Our work involves the study of moderate- and high-energy particle radiation in space, mainly using space-based instruments. Particle energies are typically in the range ~0.5 MeV to ~10,000 MeV. The particles consist of all known stable element nuclei and electrons, but are dominated by protons and electrons, followed by helium, and then, to a much lesser number, all of the heavy ion nuclei (such as carbon or iron). There are four sources for these moderate energy particles: galactic cosmic rays, anomalous components, solar energetic particle events and planetary magnetospheres. We study all these sources with both time and spatial variations.
Galactic cosmic rays are stripped atoms permeating the galaxy, and are thought to be accelerated (for the most part) by shocks associated with supernovae remnants. Anomalous components are neutral atoms in the local interstellar medium which penetrate the Heliosphere, become ionized (usually singly) in the inner Heliosphere, through either charge exchange with the solar wind or by ultraviolet photoionization, are picked up the solar wind and finally reaccelerated at the solar wind termination shock (at ~100 AU from the Sun). Solar energetic particles are charged particles that are either accelerated in the Sun’s lower corona and associated with solar flares, or accelerated at traveling interplanetary shocks driven by coronal mass ejections emitted from the Sun (also often associated with solar flares). The largest source of Heliospheric particles coming from planetary magnetospheres are electrons accelerated in the magnetosphere of Jupiter, which then escape into interplanetary space. When just outside the Earth’s magnetosphere, because of its proximity, the Earth is also a significant source of planetary energetic particles.

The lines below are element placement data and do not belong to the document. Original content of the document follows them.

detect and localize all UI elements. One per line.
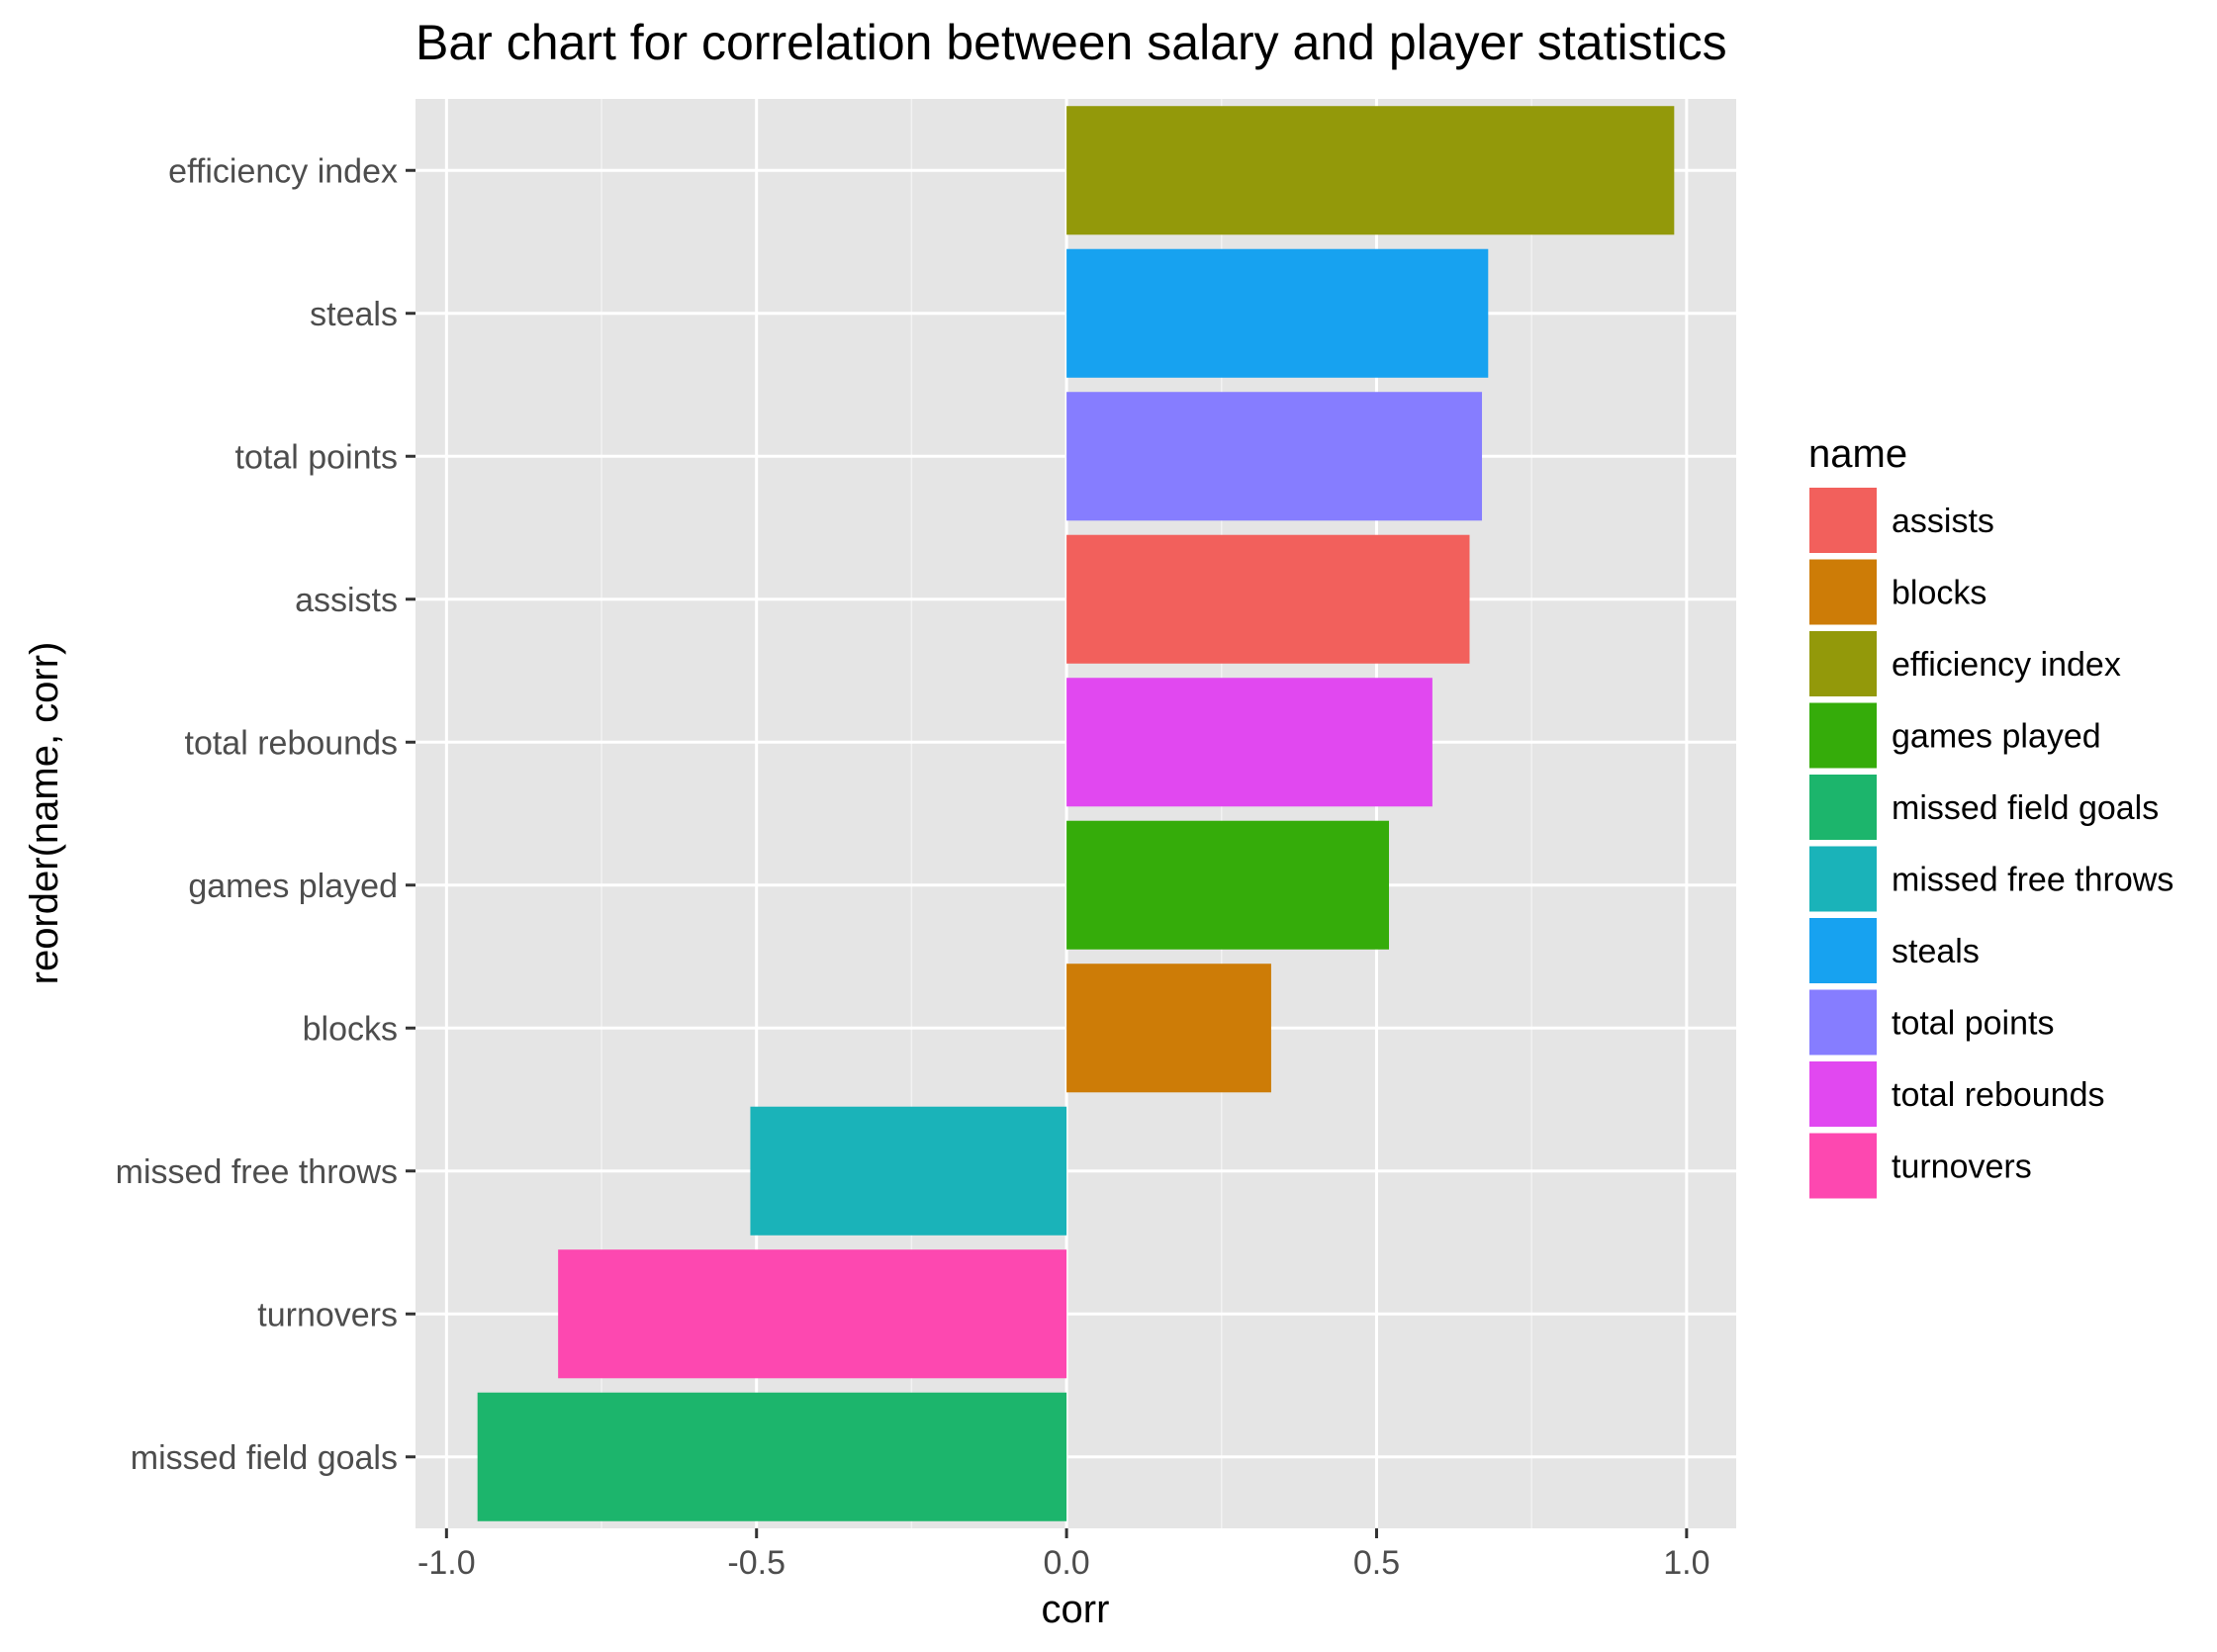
legend-key-assists: [1807, 486, 1879, 555]
legend-label-total-points: total points: [1892, 1005, 2054, 1043]
legend-key-missed-free-throws: [1807, 844, 1879, 914]
x-axis: -1.0 -0.5 0.0 0.5 1.0: [417, 1528, 1709, 1582]
y-axis-title: reorder(name, corr): [23, 642, 66, 985]
legend-key-total-points: [1807, 987, 1879, 1057]
legend-key-total-rebounds: [1807, 1059, 1879, 1129]
bars: [477, 106, 1675, 1521]
legend-label-assists: assists: [1892, 503, 1994, 540]
chart-title: Bar chart for correlation between salary…: [416, 15, 1727, 70]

Studies of these particles look at both temporal and spatial variations of these charged particles, their energy and momentum spectra, elemental and isotopic composition, and inferred ionic charge state distributions. Correlations between events occurring on the Sun with changes in these particles’ properties often point to methods of particle acceleration in and transport through space plasmas. Often studies require information on the local magnetic fields and the local plasma, and this data is usually supplied by other instruments on the same or nearby spacecraft.
Our research is mostly experimentally driven, as one of our main tasks is to design, build, and test new measurement techniques and new instruments, including space-based instruments, to study these particles.
Faculty:
Cliff Lopate
Bruce McKibben
Jim Connell
Graduate Students:
Emily Mello
Our current space instrumentation project is the Energetic Heavy Ion Sensor (EHIS) as part of the Space Environmental In-Situ Suite (SEISS) on the new GOES weather satellites. Two identical EHIS instruments are presently in geostationary orbit over the Earth and sending back data. Two more identical instruments have been delivered to NASA for deployment on future weather satellites, and a fifth instrument is currently being built, and is scheduled for delivery to NASA at the end of 2019.
We also have two instrument development projects. The Positron Identification by Coincident Annihilation Photons (PICAP) has been through a successful prototype build and test. This instrument is the first instrument specifically designed to measure and characterize positrons of energies ~1-50 MeV in space. In 2018 we are starting the development of a new application of a well-tested high-energy particle detection technique, that of measuring Cherenkov radiation emitted by particles traveling through different materials. In the past, plastics and clear sapphires have been used in space, but current industrial improvements in the manufacture of man-made diamonds (high purity and acceptable cost) have allowed us to begin test of diamonds as an alternate Cherenkov radiator for the measurement of energetic particles in space.
Launch of the GOES-R (now GOES-16) satellite on an Atlas V from Cape Canaveral, November 16, 2016.
Artist rendition of the GOES-16 satellite on orbit.
Our group has in the past been involved with instruments on the Pioneer-10 and Pioneer-11 deep space probes – now traveling out of the Heliosphere; the Interplanetary Monitoring Platforms IMP-7 and IMP-8, high Earth orbiters; the Combined Release and Radiation Effects Satellite (CRRES), a low-Earth orbiter; and the Ulysses International Solar-Polar Mission (ISPM) – the only man-made spacecraft to orbit the Sun perpendicular to the plane of the ecliptic. We have also run ground-based neutron monitors at Climax, CO and Haleakala, HI.